I’d feel naked without it.

Oregon has so few airborne annoyances that the functionality of a screen door is negated, which explains why so many of the houses on my street do not have such front-door hardware. Everyday I walk the dog, and with the weather as lovely as it has been lately, everyday I see into homes much more deeply than I want to: unless they’re building a meth lab or hosting dog fights, I don’t want to know what my neighbors do in their free time.* I want to wave when our cars pass, chat about whatever when we’re simultaneously working in our yards, but I don’t want to know what TV stations they watch, and I don’t want to know if the males prefer boxers or briefs. And that’s the kind of thing you see through the 3×7 cavity in the front of their houses. These houses look exposed, voyeuristically so—and I want to be able to look at the shrubs they’ve just planted in the front yard without my eye catching movement and seeing a veritable stranger in a bathrobe.

I don’t consider the screen door to be a security device. A person walking by my house can see through the silver webbing almost as easily as they can through my neighbor’s unobstructed door frame, and if someone wanted to get into the house, I have no faith that the thin barrier of woven wire will slow their progress. (The lock on a screen door is obviously designed to control the ebb and flow of the aforementioned dog and toddler; considering that one can punch a hole in the screen and reach in to operate the lock themselves, I wouldn’t leave the house with that “security measure” as my primary protection unless I was trying to defend the home from raccoons.)

Instead, it provides psychological comfort. While the screen door is to the house what the hospital gown is to your bare body (a garment with so many literal and figurative shortcomings that I’m certain it’s the least-shoplifted item in the hospital inventory), I still prefer that garment to nothing when I am sitting on the vinyl cushion of the examination table.

I imagine a reader who has lived a life without the screen door asking, “How is sitting in the house with the door open any different than sitting on the porch?” The difference might be small, but so is the difference between being seen busting a move on the floor of a dance club and being seen replicating that move in the office at 10 a.m. on a Tuesday.

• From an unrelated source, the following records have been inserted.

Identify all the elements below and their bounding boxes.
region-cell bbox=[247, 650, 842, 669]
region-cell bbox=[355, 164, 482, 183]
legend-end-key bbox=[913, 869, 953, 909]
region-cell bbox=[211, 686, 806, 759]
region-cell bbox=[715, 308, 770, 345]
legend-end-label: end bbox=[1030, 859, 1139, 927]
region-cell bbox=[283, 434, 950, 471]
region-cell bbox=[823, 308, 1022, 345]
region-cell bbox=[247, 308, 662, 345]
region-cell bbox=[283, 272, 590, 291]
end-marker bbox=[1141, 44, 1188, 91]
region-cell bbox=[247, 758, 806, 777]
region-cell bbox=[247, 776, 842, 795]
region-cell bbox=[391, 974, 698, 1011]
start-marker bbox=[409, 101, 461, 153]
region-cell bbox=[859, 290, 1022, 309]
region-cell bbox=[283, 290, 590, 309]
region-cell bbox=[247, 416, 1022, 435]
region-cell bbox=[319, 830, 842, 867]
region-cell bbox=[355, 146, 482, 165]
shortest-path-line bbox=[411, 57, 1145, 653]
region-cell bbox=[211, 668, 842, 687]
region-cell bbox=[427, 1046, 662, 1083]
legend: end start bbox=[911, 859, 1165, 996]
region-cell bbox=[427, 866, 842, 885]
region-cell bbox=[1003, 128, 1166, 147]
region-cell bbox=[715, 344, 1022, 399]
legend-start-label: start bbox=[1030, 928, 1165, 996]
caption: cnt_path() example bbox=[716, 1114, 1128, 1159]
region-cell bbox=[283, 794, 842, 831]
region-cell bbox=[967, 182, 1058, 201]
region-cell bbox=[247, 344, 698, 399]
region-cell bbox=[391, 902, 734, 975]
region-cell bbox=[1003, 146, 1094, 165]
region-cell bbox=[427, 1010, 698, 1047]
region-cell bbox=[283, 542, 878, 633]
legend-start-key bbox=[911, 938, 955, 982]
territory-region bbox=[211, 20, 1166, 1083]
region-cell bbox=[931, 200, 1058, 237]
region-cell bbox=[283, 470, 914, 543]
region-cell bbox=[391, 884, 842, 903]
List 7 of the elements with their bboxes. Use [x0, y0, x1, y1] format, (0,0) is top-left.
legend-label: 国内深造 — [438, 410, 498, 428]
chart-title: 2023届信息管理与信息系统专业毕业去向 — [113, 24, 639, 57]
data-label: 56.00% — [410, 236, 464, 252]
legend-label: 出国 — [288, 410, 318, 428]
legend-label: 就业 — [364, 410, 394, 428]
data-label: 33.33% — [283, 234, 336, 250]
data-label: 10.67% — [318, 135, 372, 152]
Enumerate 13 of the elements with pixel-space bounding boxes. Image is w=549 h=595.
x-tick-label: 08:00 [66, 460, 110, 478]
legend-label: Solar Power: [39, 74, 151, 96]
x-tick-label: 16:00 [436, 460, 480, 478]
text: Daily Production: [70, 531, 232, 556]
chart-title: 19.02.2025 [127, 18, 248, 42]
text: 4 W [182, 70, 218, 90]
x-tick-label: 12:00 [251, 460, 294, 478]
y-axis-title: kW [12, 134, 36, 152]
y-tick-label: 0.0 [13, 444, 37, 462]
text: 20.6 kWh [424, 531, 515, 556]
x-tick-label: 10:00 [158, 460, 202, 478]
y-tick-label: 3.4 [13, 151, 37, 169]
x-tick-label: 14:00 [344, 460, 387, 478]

If you don’t see a difference there, I am envious—me, if I’m caught dancing anywhere, I feel like a man attending a black-tie dinner in a hospital gown.

I could never endure a home without a screen door, anymore than I could tolerate driving a car with no windshield or chopping wood barefoot. There is a bare minimum of protection that I require in my life—perishables must be kept in the fridge, delicious-colored glass cleaners need to be kept out of reach of my daughter, and there must be some semblance of a barrier between me and the solicitor intent on selling me a subscription to The Oregonian.

To me, that last point makes the case. We’re talking about The Oregonian, people. Once you let a few of those into your house, it’s only a matter of time before you’re overrun with the pesky things.


* In case it’s not obvious, I would want to know these things so that I could report them, not participate.